This is a template for ML pipeline. This template contains 4 parts:

* implement bacis pipeline
* implement feature union
* build a customer transformer
* implement grid search

Note:

All codes are restructured from resource codes provided by Udacity "Data Scientist" class. All rights are reserved for Udacity.
This is just sample codes and cannot run and produce any meaningful results.

# Implementing Pipeline
Using what you learning about pipelining, rewrite your machine learning code from the last section to use sklearn's Pipeline.

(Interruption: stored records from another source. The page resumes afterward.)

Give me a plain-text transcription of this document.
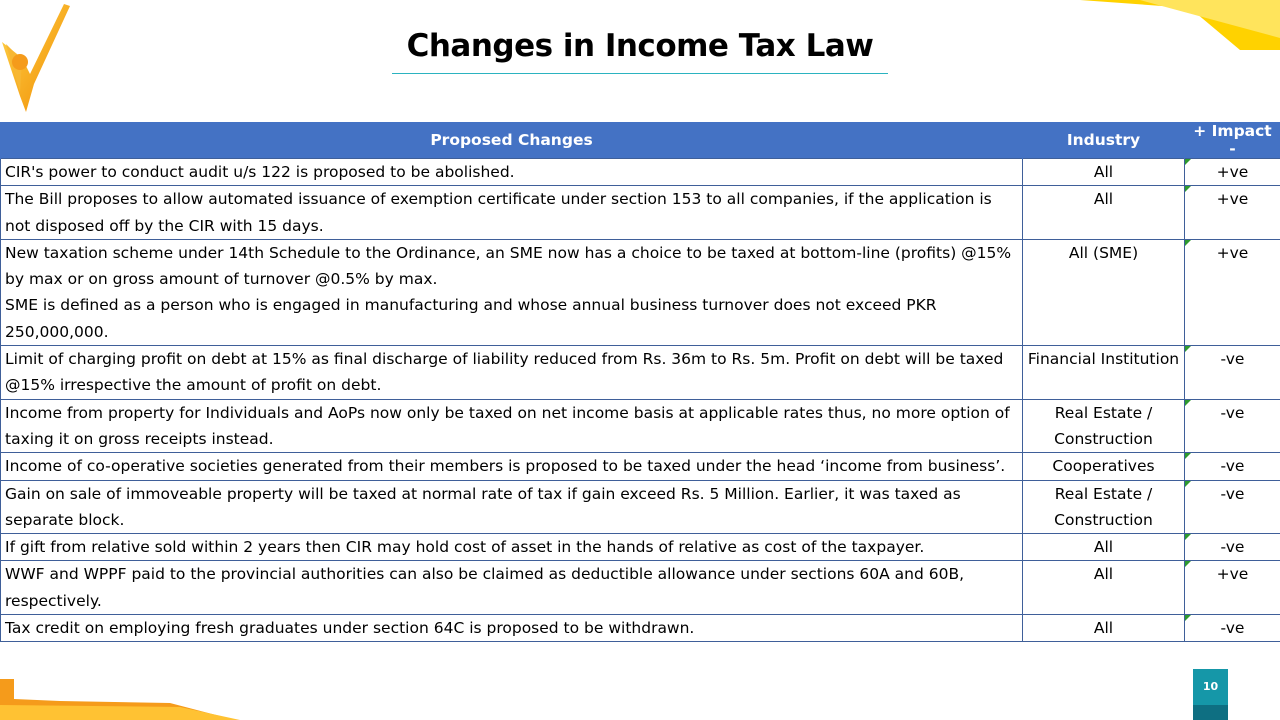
Changes in Income Tax Law
Proposed Changes	Industry	+ Impact -

CIR's power to conduct audit u/s 122 is proposed to be abolished.	All	+ve

The Bill proposes to allow automated issuance of exemption certificate under section 153 to all companies, if the application is not disposed off by the CIR with 15 days.	All	+ve

New taxation scheme under 14th Schedule to the Ordinance, an SME now has a choice to be taxed at bottom-line (profits) @15% by max or on gross amount of turnover @0.5% by max.
SME is defined as a person who is engaged in manufacturing and whose annual business turnover does not exceed PKR 250,000,000.	All (SME)	+ve

Limit of charging profit on debt at 15% as final discharge of liability reduced from Rs. 36m to Rs. 5m. Profit on debt will be taxed @15% irrespective the amount of profit on debt.	Financial Institution	-ve

Income from property for Individuals and AoPs now only be taxed on net income basis at applicable rates thus, no more option of taxing it on gross receipts instead.	Real Estate / Construction	-ve

Income of co-operative societies generated from their members is proposed to be taxed under the head ‘income from business’.	Cooperatives	-ve

Gain on sale of immoveable property will be taxed at normal rate of tax if gain exceed Rs. 5 Million. Earlier, it was taxed as separate block.	Real Estate / Construction	-ve

If gift from relative sold within 2 years then CIR may hold cost of asset in the hands of relative as cost of the taxpayer.	All	-ve

WWF and WPPF paid to the provincial authorities can also be claimed as deductible allowance under sections 60A and 60B, respectively.	All	+ve

Tax credit on employing fresh graduates under section 64C is proposed to be withdrawn.	All	-ve
10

For reference, the previous main function implementation is provided in the second to last cell. Refactor this in the last cell.

In [1]:
import nltk
nltk.download(['punkt', 'wordnet'])

[nltk_data] Downloading package punkt to /root/nltk_data...
[nltk_data]   Package punkt is already up-to-date!
[nltk_data] Downloading package wordnet to /root/nltk_data...
[nltk_data]   Package wordnet is already up-to-date!


True

In [2]:
import re
import numpy as np
import pandas as pd
from nltk.tokenize import word_tokenize
from nltk.stem import WordNetLemmatizer

from sklearn.pipeline import Pipeline
from sklearn.metrics import confusion_matrix
from sklearn.model_selection import train_test_split
from sklearn.ensemble import RandomForestClassifier
from sklearn.feature_extraction.text import CountVectorizer, TfidfTransformer

In [3]:
url_regex = 'http[s]?://(?:[a-zA-Z]|[0-9]|[$-_@.&+]|[!*\(\),]|(?:%[0-9a-fA-F][0-9a-fA-F]))+'


def load_data():
    df = pd.read_csv('corporate_messaging.csv', encoding='latin-1')
    df = df[(df["category:confidence"] == 1) & (df['category'] != 'Exclude')]
    X = df.text.values
    y = df.category.values
    return X, y


def tokenize(text):
    detected_urls = re.findall(url_regex, text)
    for url in detected_urls:
        text = text.replace(url, "urlplaceholder")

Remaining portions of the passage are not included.